Fox reacted by yanking the video from its website and issuing a tepid statement from executive vice president Bill Shine: “The package that aired on Fox & Friends was created by an associate producer and was not authorized at the senior executive level of the network. This has been addressed with the show’s producers.”

That’s it?

“Not authorized”? No denunciation of the video? No apology? No disciplinary action?

Obviously, Rupert Murdoch’s network has been battling charges of conservative bias since it launched in 1996. It’s the network of Sean Hannity, Karl Rove and Sarah Palin, the network that employed Newt Gingrich and Rick Santorum until they ran for president. The network where Glenn Beck called the president a racist and another anchor accused Obama of giving his wife a “terrorist fist jab.”

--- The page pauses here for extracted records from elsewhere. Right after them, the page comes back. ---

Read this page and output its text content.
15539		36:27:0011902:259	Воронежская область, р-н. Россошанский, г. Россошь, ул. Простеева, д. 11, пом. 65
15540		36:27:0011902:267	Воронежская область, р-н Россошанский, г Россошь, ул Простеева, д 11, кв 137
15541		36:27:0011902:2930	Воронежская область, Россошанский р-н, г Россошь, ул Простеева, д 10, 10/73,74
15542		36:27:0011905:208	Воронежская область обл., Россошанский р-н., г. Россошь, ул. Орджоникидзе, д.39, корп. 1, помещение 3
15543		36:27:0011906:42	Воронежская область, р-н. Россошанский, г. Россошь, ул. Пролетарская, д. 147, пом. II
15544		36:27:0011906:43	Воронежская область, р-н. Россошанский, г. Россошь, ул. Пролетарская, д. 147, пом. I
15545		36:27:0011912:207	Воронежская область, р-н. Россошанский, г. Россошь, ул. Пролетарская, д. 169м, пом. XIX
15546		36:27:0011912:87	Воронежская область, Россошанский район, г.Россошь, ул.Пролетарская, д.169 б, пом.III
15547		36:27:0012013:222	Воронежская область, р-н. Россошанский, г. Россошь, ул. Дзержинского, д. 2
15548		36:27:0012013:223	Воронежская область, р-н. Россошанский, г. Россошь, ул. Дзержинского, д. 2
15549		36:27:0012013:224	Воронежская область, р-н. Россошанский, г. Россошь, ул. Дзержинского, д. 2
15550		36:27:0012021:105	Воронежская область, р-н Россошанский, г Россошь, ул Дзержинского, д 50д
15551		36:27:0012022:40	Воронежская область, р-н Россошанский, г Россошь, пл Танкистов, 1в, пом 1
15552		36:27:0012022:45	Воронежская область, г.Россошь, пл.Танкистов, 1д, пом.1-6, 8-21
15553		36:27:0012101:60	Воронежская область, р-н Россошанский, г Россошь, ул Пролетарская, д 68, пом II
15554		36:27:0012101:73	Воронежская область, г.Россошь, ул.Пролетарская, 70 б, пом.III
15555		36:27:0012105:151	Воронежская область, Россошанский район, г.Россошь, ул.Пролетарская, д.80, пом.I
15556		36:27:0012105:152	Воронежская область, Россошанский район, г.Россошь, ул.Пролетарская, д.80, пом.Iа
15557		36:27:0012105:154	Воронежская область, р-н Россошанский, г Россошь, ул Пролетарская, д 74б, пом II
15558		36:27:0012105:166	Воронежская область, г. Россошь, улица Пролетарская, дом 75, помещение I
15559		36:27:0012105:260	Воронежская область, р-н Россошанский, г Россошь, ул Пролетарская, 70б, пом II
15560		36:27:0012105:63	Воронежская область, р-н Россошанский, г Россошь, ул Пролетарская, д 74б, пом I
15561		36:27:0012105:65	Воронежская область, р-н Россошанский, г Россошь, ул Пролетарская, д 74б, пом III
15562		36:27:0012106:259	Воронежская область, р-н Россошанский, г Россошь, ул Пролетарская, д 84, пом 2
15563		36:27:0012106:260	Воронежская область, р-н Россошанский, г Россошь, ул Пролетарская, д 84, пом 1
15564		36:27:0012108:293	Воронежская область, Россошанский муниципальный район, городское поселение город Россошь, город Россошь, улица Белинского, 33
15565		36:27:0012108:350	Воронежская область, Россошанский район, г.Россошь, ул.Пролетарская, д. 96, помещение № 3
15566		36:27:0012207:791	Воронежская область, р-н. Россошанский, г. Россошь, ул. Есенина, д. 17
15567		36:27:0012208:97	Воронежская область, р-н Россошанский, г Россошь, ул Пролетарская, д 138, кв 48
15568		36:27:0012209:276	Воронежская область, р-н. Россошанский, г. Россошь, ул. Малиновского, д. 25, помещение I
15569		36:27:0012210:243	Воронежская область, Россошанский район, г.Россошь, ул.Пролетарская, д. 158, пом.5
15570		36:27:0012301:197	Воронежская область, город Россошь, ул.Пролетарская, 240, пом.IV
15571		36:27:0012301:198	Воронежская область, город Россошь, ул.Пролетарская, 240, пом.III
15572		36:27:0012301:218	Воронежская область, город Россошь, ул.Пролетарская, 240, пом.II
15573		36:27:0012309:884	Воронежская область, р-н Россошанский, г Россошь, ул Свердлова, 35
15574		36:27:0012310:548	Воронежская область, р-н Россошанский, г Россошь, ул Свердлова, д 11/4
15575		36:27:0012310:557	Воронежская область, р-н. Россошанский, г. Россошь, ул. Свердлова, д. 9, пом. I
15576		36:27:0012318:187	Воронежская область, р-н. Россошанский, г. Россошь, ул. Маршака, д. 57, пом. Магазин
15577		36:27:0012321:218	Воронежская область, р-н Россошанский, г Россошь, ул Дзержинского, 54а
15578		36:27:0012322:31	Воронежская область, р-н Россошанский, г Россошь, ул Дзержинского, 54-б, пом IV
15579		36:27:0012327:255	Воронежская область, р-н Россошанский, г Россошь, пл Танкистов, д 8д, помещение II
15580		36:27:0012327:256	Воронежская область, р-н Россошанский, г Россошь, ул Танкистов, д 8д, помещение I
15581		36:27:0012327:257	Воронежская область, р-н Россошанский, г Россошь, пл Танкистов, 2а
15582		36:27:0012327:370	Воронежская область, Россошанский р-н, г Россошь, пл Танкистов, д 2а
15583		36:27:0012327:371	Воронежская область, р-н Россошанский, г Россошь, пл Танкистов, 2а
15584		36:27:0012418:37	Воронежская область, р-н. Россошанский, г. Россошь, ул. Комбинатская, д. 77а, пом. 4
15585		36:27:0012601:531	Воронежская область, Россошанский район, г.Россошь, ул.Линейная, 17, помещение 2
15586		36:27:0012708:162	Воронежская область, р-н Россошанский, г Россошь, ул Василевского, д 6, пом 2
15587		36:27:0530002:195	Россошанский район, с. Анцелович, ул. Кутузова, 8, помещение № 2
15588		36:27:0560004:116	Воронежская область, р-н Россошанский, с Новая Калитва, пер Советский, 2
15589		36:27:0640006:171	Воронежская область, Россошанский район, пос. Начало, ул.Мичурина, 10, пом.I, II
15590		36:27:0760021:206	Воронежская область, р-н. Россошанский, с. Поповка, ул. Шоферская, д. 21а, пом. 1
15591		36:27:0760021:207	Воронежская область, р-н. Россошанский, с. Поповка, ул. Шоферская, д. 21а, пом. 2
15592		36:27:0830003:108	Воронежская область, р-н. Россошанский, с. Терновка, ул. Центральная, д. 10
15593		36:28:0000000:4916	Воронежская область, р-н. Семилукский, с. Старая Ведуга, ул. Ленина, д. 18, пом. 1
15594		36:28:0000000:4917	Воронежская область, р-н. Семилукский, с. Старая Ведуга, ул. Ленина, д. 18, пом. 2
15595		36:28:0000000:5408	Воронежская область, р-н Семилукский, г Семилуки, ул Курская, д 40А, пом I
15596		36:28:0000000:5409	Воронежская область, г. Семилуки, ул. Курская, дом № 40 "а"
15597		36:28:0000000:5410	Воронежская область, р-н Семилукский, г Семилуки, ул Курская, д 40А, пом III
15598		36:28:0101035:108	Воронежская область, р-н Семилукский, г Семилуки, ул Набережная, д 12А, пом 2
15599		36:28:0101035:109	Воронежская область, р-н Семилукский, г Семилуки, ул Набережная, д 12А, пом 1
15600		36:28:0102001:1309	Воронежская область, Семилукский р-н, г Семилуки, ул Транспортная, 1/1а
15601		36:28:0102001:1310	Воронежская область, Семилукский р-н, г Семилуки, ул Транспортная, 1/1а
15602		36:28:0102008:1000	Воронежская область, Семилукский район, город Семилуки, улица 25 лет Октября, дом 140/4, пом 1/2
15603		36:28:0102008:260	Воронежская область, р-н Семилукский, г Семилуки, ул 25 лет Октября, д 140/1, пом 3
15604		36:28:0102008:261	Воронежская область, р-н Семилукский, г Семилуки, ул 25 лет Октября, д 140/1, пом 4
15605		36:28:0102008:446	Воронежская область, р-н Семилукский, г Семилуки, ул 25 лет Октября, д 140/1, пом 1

But Fox also maintains that its straight-news shows, hosted by the likes of Bret Baier, Chris Wallace and Megyn Kelly and Shepard Smith, are fair and balanced. Indeed, I’ve argued that the first three asked tough questions of the GOP candidates at a series of primary debates. And that reporters such as Ed Henry and John Roberts didn’t become unfair when they joined Fox from CNN.

But Wednesday’s video tarnishes the journalists who work at Fox News. Everyone knows that Fox & Friends is a right-leaning show whose hosts have disparaged Obama. During the 2008 campaign, Wallace accused the program of "distorting" what the candidate had said and declared that "two hours of Obama-bashing may be enough."

The fact that the hosts were happy with this latest video assault on the president is nothing short of revealing.

This is a moment of truth heading into the general election. Roger Ailes should denounce the video and criticize his network’s handling of it. He should make clear that such partisan garbage has no place on Fox News. Otherwise people will assume that Fox’s worst critics are right.

Footnote: TV Newser reports that Chris White may not be at Fox News much longer—because he has an offer on the table from CNN. A CNN spokesperson says that the network will not be hiring White.